Tracheoesophageal Fistula Repair


The restoration of esophageal continuity (esophageal atresia) and the repair of an abnormal connection between the trachea and the esophagus (tracheoesophageal fistula).

  • Esophageal atresia, which may or may not be associated with fistula, may develop during the first 3 to 6 weeks of life. The most common fistula occurs at the upper segment of the esophagus, ending in a blind pouch with the lower segment of the esophagus connected by a fistula to the trachea.
  • Prompt surgical intervention may prevent respiratory and eating difficulties. It may be necessary to perform a gastrostomy first, to decompress the air-distended stomach.
  • Lateral; right side up; a small pillow is placed between the legs, left leg is straight, right is flexed.
Packs/ Drapes
  • Pediatric laparotomy sheet
  • Plastic adherent sheet
  • Pediatric laparotomy tray
  • Pediatric thoracotomy tray
  • Hemoclip
  • Small bone cutter
Supplies/ Equipment
  • Thermal blanket
  • Positioning aids
  • Basin set
  • Suction
  • Scale (to weigh sponges)
  • Blades
  • Needle counter
  • Vessel loops
  • Infant chest drainage unit
  • Chest tube
  • Hemoclips
  • Bone wax
  • Solutions
  • Sutures
  1. If a transpleural approach is used, a right posterolateral incision is made over the fifth rib and the pleura are entered via the fourth intercostal space.
  2. The mediastinal pleura are incised and the lower esophagus is exposed and mobilized.
  3. The tracheoesophageal fistula is transected, closed, and tested for air leaks by filling the chest with a small amount if saline.
  4. Depending on the diameter and thickness of the upper and lower muscular wall segments, esophageal continuity is established by one of several one-or-two layer technique.
  5. A small gastrostomy feeding tube may be passed transnasally into the esophagus, across the anastomotic site, into the stomach for postoperative feeding.
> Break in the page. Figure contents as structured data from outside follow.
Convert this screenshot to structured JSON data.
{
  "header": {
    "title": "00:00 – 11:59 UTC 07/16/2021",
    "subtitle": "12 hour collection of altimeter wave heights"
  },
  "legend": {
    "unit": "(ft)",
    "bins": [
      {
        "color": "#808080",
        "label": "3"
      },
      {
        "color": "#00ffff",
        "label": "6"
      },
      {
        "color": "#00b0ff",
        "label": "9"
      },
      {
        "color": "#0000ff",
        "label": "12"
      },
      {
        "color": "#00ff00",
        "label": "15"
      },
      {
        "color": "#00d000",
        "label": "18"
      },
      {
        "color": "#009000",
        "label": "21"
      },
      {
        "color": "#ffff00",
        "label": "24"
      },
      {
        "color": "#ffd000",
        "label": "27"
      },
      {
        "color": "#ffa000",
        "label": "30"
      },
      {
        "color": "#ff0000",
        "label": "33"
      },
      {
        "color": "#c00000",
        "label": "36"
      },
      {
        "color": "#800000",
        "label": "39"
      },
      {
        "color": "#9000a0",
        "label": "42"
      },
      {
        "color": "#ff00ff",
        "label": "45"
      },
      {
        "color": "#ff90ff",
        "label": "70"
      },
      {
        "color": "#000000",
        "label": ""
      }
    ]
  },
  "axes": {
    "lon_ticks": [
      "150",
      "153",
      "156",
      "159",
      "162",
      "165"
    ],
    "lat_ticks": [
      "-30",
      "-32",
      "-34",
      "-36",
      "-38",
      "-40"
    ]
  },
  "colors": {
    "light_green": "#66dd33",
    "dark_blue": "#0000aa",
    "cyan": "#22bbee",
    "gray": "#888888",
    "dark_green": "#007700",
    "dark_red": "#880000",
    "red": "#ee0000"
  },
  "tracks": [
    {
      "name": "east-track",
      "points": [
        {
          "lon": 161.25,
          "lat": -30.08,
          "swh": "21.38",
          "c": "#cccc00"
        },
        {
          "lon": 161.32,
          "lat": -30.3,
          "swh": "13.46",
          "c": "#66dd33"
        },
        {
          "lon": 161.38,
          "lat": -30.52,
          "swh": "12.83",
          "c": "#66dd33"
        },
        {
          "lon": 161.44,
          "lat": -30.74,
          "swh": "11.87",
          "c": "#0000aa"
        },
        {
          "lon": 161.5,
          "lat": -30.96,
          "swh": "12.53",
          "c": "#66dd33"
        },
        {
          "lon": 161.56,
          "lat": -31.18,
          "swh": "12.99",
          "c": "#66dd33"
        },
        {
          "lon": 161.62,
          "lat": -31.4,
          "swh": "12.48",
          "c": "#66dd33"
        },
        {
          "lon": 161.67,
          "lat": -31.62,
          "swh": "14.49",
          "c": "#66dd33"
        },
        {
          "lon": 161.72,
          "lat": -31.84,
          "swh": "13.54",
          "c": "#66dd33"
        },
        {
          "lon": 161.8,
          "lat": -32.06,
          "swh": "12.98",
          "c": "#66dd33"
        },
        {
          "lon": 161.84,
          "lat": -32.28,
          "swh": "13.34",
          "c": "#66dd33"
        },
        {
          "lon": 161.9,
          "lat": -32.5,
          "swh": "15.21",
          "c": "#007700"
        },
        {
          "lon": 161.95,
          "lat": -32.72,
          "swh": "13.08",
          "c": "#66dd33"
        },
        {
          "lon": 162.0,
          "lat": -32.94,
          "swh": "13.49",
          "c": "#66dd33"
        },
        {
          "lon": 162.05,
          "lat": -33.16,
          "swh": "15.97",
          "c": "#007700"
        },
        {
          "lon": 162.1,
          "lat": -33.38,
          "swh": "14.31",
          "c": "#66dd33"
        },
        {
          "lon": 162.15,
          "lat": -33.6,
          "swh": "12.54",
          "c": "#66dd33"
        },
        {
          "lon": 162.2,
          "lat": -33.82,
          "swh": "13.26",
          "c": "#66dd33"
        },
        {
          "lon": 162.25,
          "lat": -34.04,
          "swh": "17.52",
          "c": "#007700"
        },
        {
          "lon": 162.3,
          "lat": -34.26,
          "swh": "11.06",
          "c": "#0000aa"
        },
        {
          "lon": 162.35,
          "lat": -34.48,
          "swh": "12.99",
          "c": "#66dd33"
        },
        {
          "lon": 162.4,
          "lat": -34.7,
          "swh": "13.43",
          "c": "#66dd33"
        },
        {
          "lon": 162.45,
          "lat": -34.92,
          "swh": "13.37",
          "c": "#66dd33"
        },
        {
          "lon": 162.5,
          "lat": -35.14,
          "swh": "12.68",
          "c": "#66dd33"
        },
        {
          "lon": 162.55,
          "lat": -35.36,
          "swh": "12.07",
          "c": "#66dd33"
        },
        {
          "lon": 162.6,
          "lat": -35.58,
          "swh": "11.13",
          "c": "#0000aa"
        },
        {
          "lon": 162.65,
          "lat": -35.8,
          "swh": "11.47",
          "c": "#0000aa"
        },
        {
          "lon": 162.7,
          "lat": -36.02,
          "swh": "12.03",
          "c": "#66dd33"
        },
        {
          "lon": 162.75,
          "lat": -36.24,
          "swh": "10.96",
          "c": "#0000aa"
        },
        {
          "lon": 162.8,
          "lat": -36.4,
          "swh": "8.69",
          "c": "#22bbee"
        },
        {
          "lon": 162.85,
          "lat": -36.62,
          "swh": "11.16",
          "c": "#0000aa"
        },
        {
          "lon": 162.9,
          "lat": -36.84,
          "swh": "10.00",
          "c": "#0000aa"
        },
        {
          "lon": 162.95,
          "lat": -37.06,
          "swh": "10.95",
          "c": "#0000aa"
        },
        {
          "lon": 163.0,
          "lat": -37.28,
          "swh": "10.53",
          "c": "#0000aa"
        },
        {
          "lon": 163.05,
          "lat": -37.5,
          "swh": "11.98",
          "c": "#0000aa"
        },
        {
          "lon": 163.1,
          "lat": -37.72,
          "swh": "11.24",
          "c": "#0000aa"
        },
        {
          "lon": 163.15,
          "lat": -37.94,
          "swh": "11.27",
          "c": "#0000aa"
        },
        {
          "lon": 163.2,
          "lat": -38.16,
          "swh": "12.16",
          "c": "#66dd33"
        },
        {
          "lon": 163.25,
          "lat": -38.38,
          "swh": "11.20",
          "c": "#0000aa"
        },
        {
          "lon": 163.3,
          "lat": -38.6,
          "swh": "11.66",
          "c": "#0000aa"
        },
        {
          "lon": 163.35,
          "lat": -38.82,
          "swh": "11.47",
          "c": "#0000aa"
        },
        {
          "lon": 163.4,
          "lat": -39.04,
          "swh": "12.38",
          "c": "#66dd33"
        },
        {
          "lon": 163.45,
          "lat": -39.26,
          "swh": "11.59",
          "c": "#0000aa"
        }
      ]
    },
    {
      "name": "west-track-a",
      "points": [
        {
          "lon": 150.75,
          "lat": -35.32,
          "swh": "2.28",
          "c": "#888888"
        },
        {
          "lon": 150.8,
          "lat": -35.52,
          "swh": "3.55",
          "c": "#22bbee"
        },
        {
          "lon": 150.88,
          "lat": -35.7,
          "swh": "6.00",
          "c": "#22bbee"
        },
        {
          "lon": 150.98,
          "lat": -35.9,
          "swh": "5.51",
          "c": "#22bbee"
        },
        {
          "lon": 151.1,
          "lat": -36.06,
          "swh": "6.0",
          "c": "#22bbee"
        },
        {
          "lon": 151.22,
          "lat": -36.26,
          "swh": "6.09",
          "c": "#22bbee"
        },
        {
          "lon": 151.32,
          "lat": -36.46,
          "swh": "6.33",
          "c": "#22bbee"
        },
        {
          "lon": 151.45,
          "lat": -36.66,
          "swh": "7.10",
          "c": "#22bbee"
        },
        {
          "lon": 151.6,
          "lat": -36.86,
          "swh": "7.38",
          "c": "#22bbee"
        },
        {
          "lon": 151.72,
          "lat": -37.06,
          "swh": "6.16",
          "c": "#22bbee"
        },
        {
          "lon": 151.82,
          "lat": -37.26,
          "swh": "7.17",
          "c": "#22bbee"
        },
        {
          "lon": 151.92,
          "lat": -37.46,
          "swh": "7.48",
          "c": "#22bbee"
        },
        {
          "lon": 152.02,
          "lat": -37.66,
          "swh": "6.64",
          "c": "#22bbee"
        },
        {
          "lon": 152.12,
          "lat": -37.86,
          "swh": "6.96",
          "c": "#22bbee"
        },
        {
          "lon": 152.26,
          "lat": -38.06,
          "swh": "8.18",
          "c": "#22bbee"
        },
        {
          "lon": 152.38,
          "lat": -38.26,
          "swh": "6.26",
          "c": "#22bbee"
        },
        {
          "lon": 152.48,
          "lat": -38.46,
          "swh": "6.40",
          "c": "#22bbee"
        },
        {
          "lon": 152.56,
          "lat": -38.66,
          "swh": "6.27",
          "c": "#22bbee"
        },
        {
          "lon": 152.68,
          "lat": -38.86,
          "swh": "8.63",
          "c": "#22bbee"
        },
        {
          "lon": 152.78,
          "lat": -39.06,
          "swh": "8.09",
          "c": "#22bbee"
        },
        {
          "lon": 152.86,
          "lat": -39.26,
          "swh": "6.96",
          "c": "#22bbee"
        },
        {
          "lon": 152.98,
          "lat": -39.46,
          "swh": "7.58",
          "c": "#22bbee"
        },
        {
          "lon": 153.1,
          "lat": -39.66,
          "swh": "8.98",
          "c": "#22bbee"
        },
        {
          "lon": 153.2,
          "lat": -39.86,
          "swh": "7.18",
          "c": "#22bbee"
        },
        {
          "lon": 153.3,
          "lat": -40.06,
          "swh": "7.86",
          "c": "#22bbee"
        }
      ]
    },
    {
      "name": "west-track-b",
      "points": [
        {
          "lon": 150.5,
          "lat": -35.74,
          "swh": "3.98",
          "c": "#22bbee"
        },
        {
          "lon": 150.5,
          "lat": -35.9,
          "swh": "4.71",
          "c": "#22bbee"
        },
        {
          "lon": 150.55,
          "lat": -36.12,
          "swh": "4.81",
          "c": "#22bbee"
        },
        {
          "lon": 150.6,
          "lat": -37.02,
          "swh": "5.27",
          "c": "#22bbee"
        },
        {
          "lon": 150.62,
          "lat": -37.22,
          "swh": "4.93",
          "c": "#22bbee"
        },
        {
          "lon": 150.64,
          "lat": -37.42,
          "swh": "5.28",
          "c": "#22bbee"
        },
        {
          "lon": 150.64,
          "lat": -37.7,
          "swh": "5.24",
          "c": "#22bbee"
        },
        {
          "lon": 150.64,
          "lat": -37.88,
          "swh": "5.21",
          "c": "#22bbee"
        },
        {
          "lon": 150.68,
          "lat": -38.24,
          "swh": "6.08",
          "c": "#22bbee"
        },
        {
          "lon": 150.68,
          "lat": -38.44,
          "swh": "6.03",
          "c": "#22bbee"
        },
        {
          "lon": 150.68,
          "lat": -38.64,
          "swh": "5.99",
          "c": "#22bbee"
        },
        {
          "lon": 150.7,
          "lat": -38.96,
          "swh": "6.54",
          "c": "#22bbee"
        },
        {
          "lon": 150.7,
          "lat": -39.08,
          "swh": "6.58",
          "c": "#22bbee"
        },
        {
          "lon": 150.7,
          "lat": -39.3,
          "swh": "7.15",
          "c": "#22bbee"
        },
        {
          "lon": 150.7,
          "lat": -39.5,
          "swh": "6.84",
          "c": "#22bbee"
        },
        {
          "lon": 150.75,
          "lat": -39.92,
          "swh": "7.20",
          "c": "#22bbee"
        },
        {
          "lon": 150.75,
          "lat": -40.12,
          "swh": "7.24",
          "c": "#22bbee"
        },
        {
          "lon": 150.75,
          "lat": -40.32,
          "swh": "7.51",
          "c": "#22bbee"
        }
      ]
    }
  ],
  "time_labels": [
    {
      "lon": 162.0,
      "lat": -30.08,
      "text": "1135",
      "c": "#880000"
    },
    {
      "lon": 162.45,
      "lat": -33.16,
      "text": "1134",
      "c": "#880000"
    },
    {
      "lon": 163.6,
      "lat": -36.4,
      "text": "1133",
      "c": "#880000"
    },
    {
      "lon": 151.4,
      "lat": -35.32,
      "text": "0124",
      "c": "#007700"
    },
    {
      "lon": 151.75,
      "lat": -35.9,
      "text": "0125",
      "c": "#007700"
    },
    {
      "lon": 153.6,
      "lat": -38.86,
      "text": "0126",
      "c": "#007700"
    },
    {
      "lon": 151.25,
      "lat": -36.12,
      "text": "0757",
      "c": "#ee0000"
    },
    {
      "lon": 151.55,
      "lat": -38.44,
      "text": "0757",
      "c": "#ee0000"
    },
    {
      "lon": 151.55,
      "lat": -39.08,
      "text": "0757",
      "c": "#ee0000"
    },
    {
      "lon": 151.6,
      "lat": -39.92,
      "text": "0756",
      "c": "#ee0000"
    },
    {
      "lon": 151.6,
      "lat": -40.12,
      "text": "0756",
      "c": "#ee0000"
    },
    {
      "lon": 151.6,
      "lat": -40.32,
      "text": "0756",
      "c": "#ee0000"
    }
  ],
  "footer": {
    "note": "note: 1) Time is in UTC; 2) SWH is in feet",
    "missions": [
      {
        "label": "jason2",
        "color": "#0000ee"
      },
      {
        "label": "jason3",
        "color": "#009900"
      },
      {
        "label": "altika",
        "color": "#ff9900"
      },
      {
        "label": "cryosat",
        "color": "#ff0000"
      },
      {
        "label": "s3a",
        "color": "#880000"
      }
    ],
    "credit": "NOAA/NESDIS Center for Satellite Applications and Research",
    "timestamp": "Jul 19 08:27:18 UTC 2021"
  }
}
  6. A chest tube is positioned, and the incision is closed.
  7. If the chest is entered retropleurally, a chest tube is not required, but a small Penrose drain may be inserted close to the anastomosis and brought out through the lateral corner of the wound.
Perioperative Nursing Considerations
  1. When transferring a patient with a chest tube, keep the closed drainage system below body level.
  2. Use strict aseptic technique during the procedure.
  3. During the procedure, instruments used must be isolated in a basin.